Thursday, August 29, 2013

Year Three

My mom passed away 3 years ago in August.

Mourning has gotten easier, or at least more compartmentalized.

I have long since stopped tearing up when I unload the dishwasher with no one to call on the phone, or when I walk around the garden, or slice a home-grown tomato.   I can walk around the mall on Mother's Day and not frighten store employees when I'm surprised by a sudden sob while watching people interacting sweetly with their mothers in ways they take for granted.

I still steel myself against sadness when the spring comes.  It's not that spring is sad, but that it was my mother's favorite season.

She hated winter, when what little amount she could walk was made treacherous and slick, and she felt shut in by weather and her withered leg.  Winter is dark, and her life had shadows that grew too easily in the dark. Alone and confined, they threatened to engulf her.

But she loved the spring; green things, the new beginnings, the lengthening light.  She poured over seed catalogs and saved her energy for the garden center,  and for pointing out where to plant  things to my brothers.

The growth of the new beginnings was nurtured into the summer, and the plants would thrive and the backyard became a well-tended jungle.  I used to laugh when she'd declare that she was going to go out "looking at her crops" growing in the 10 x 10" space where she grew her vegetables.

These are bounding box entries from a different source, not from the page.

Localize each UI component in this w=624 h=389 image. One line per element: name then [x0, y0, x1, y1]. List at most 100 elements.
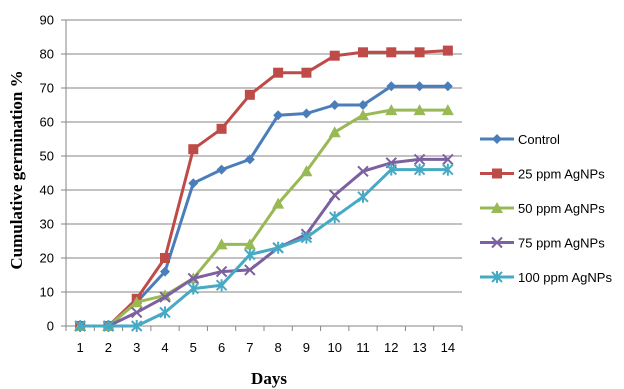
axes	[65, 20, 462, 327]
data-point	[442, 163, 454, 176]
data-point	[414, 47, 425, 58]
data-point	[301, 67, 312, 78]
data-point	[300, 165, 313, 177]
data-point	[130, 296, 143, 308]
data-point	[414, 81, 425, 92]
data-point	[329, 50, 340, 61]
data-point	[357, 190, 369, 203]
x-tick-label: 2	[105, 340, 112, 355]
data-point	[385, 163, 397, 176]
legend-marker	[491, 202, 503, 213]
legend-item: 100 ppm AgNPs	[480, 270, 612, 285]
x-tick-label: 8	[275, 340, 282, 355]
data-point	[215, 279, 228, 292]
data-point	[243, 238, 256, 250]
data-point	[442, 45, 453, 56]
y-tick-label: 60	[40, 115, 54, 130]
x-axis-title: Days	[251, 369, 287, 388]
data-point	[187, 282, 199, 295]
y-tick-label: 10	[40, 285, 54, 300]
data-point	[131, 306, 143, 319]
legend-item: 25 ppm AgNPs	[480, 167, 605, 182]
y-tick-labels: 0 10 20 30 40 50 60 70 80 90	[40, 13, 66, 334]
legend: Control 25 ppm AgNPs 50 ppm AgNPs 75 ppm Ag…	[480, 132, 612, 285]
data-point	[159, 291, 171, 303]
data-point	[102, 320, 115, 332]
data-point	[273, 67, 284, 78]
series-line	[80, 108, 448, 328]
data-point	[187, 272, 199, 285]
data-point	[188, 178, 199, 189]
data-point	[159, 306, 171, 319]
legend-marker	[492, 134, 502, 144]
legend-item: 75 ppm AgNPs	[480, 236, 605, 251]
data-point	[386, 81, 397, 92]
data-point	[216, 123, 227, 134]
data-point	[244, 264, 256, 276]
series-group	[74, 45, 454, 332]
x-tick-label: 10	[327, 340, 341, 355]
data-point	[131, 320, 143, 332]
x-tick-label: 6	[218, 340, 225, 355]
x-tick-label: 1	[77, 340, 84, 355]
data-point	[441, 104, 454, 116]
data-point	[357, 109, 369, 121]
data-point	[273, 110, 284, 121]
series-1	[75, 81, 453, 331]
y-axis-title: Cumulative germination %	[7, 70, 26, 269]
data-point	[413, 153, 426, 166]
data-point	[386, 47, 397, 58]
x-tick-label: 4	[161, 340, 168, 355]
data-point	[188, 144, 199, 155]
legend-marker	[492, 168, 502, 179]
y-tick-label: 20	[40, 251, 54, 266]
data-point	[358, 47, 368, 58]
data-point	[301, 108, 312, 119]
data-point	[329, 189, 341, 201]
legend-marker	[491, 271, 503, 283]
data-point	[358, 100, 368, 110]
data-point	[329, 100, 340, 110]
x-tick-label: 13	[412, 340, 426, 355]
data-point	[300, 231, 313, 244]
data-point	[244, 248, 256, 261]
series-5	[74, 163, 454, 332]
x-tick-label: 14	[441, 340, 455, 355]
data-point	[413, 104, 426, 116]
legend-label: 25 ppm AgNPs	[518, 167, 605, 182]
data-point	[160, 253, 170, 263]
data-point	[272, 197, 285, 209]
x-tick-label: 9	[303, 340, 310, 355]
legend-label: 75 ppm AgNPs	[518, 236, 605, 251]
data-point	[385, 104, 398, 116]
data-point	[442, 81, 453, 92]
y-tick-label: 40	[40, 183, 54, 198]
data-point	[328, 126, 341, 138]
legend-item: Control	[480, 132, 560, 147]
data-point	[272, 241, 284, 254]
legend-label: 50 ppm AgNPs	[518, 201, 605, 216]
gridlines	[66, 19, 462, 293]
y-tick-label: 30	[40, 217, 54, 232]
data-point	[216, 164, 227, 175]
legend-label: Control	[518, 132, 560, 147]
legend-label: 100 ppm AgNPs	[518, 270, 612, 285]
y-tick-label: 50	[40, 149, 54, 164]
legend-marker	[491, 236, 503, 249]
data-point	[244, 89, 255, 100]
data-point	[215, 238, 228, 250]
x-tick-label: 12	[384, 340, 398, 355]
series-line	[80, 157, 448, 328]
data-point	[215, 265, 228, 278]
data-point	[244, 154, 255, 165]
data-point	[413, 163, 426, 176]
legend-item: 50 ppm AgNPs	[480, 201, 605, 216]
data-point	[74, 320, 86, 332]
y-tick-label: 90	[40, 13, 54, 28]
x-tick-labels: 1 2 3 4 5 6 7 8 9 10 11 12 13 14	[65, 326, 463, 355]
data-point	[160, 266, 170, 277]
data-point	[357, 165, 369, 178]
data-point	[329, 211, 341, 224]
data-point	[442, 153, 454, 166]
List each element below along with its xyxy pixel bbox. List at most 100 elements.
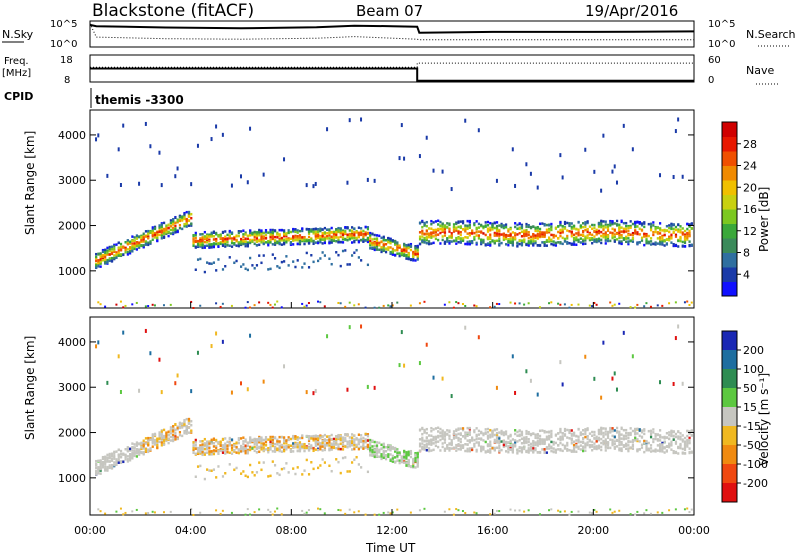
velocity-echo-cell [233, 444, 236, 447]
velocity-echo-cell [344, 445, 347, 448]
velocity-echo-cell [464, 325, 467, 330]
velocity-echo-cell [106, 456, 109, 459]
velocity-echo-cell [289, 449, 293, 452]
power-echo-cell [194, 245, 197, 249]
power-echo-cell [577, 303, 580, 306]
velocity-echo-cell [106, 460, 109, 463]
power-echo-cell [104, 248, 107, 252]
power-echo-cell [495, 221, 499, 224]
velocity-echo-cell [629, 440, 632, 443]
velocity-echo-cell [129, 456, 132, 460]
power-echo-cell [244, 267, 247, 271]
velocity-echo-cell [287, 446, 290, 449]
velocity-echo-cell [104, 456, 107, 460]
velocity-echo-cell [310, 445, 313, 448]
power-echo-cell [534, 236, 537, 240]
power-echo-cell [514, 183, 517, 188]
power-echo-cell [321, 234, 324, 238]
power-echo-cell [536, 244, 539, 247]
power-echo-cell [611, 231, 614, 235]
power-echo-cell [344, 238, 347, 241]
power-echo-cell [119, 254, 123, 258]
power-echo-cell [341, 249, 345, 253]
power-echo-cell [554, 244, 558, 247]
velocity-echo-cell [498, 442, 501, 445]
power-echo-cell [425, 224, 428, 228]
velocity-echo-cell [400, 460, 404, 464]
power-echo-cell [527, 230, 530, 234]
power-echo-cell [625, 230, 628, 233]
power-echo-cell [652, 233, 655, 237]
power-echo-cell [570, 225, 573, 229]
velocity-echo-cell [129, 447, 132, 451]
velocity-echo-cell [459, 427, 462, 430]
power-echo-cell [538, 306, 541, 309]
velocity-echo-cell [416, 455, 419, 459]
velocity-echo-cell [249, 513, 252, 516]
power-echo-cell [131, 235, 134, 238]
power-echo-cell [634, 221, 637, 225]
power-echo-cell [113, 244, 116, 248]
power-echo-cell [335, 251, 338, 254]
power-echo-cell [627, 229, 630, 232]
velocity-echo-cell [278, 449, 281, 452]
velocity-echo-cell [457, 444, 460, 447]
velocity-echo-cell [378, 441, 381, 445]
velocity-echo-cell [296, 449, 299, 453]
power-echo-cell [391, 250, 394, 253]
velocity-echo-cell [249, 333, 252, 338]
velocity-echo-cell [230, 448, 234, 452]
power-echo-cell [181, 227, 184, 231]
velocity-echo-cell [276, 438, 279, 442]
power-echo-cell [323, 305, 326, 308]
velocity-echo-cell [446, 447, 449, 450]
velocity-echo-cell [135, 444, 139, 447]
power-echo-cell [158, 150, 161, 155]
velocity-echo-cell [224, 472, 227, 475]
velocity-echo-cell [264, 436, 268, 439]
power-echo-cell [421, 225, 424, 229]
velocity-echo-cell [131, 457, 134, 460]
power-echo-cell [443, 231, 447, 234]
velocity-echo-cell [498, 444, 501, 448]
velocity-echo-cell [160, 443, 163, 447]
power-echo-cell [373, 241, 376, 245]
power-echo-cell [498, 235, 501, 238]
velocity-echo-cell [661, 449, 664, 452]
velocity-echo-cell [647, 448, 650, 451]
velocity-echo-cell [622, 434, 625, 438]
power-echo-cell [425, 135, 428, 140]
power-echo-cell [389, 238, 392, 241]
power-echo-cell [242, 263, 245, 266]
velocity-echo-cell [593, 433, 596, 437]
power-echo-cell [550, 227, 553, 231]
velocity-echo-cell [140, 447, 143, 451]
velocity-echo-cell [108, 456, 111, 460]
velocity-echo-cell [348, 436, 351, 439]
velocity-echo-cell [176, 437, 179, 441]
power-echo-cell [527, 225, 530, 229]
velocity-echo-cell [124, 511, 127, 514]
power-echo-cell [264, 233, 268, 237]
power-echo-cell [575, 227, 578, 231]
power-echo-cell [269, 238, 272, 242]
power-echo-cell [518, 222, 521, 225]
power-echo-cell [466, 236, 469, 239]
power-echo-cell [572, 243, 576, 246]
velocity-echo-cell [425, 436, 428, 440]
velocity-echo-cell [661, 436, 664, 439]
velocity-echo-cell [387, 443, 390, 447]
velocity-echo-cell [430, 429, 433, 433]
power-echo-cell [307, 230, 311, 234]
power-echo-cell [355, 230, 358, 234]
power-echo-cell [380, 250, 383, 254]
power-echo-cell [554, 241, 558, 245]
power-echo-cell [625, 221, 628, 225]
power-echo-cell [226, 243, 229, 247]
power-echo-cell [353, 251, 356, 254]
power-echo-cell [199, 304, 202, 307]
power-echo-cell [575, 238, 578, 242]
power-echo-cell [511, 241, 514, 244]
velocity-echo-cell [527, 448, 530, 452]
power-echo-cell [269, 231, 272, 235]
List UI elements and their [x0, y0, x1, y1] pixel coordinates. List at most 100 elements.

Now I find myself doing the same thing (without the announcement) going out to watch the garden grow.

And I find myself breathing in through my mouth, as though inhaling her cigarette, filling my lungs from the bottom,  and breathing out through my mouth and nose, wondering if people start smoking to have an excuse to breathe so deeply.

August arrives. This is my month of sorrow, where most of my sadness sits, reminding me of its presence in a way that doesn't express itself the rest of the year.  This is the month that has not lost its psychic hold, and all the sadness gathers in a light ring of wetness around eyes and sorrow presses inside my chest.  My sense memory is mixed with the heat of the summer, the smell of the air. My frantic drive to Ohio on my own, hoping to be able to talk to my mom one last time before she left comes back to me with an immediacy that takes my breath away.

I did get to talk to her.  And she went so soon after.  It was all so, so fast.   The shock still resonates.

But resonance transitions from sound to echo.  It's still there.  I know it's there. But it's easier to not hear it all the time.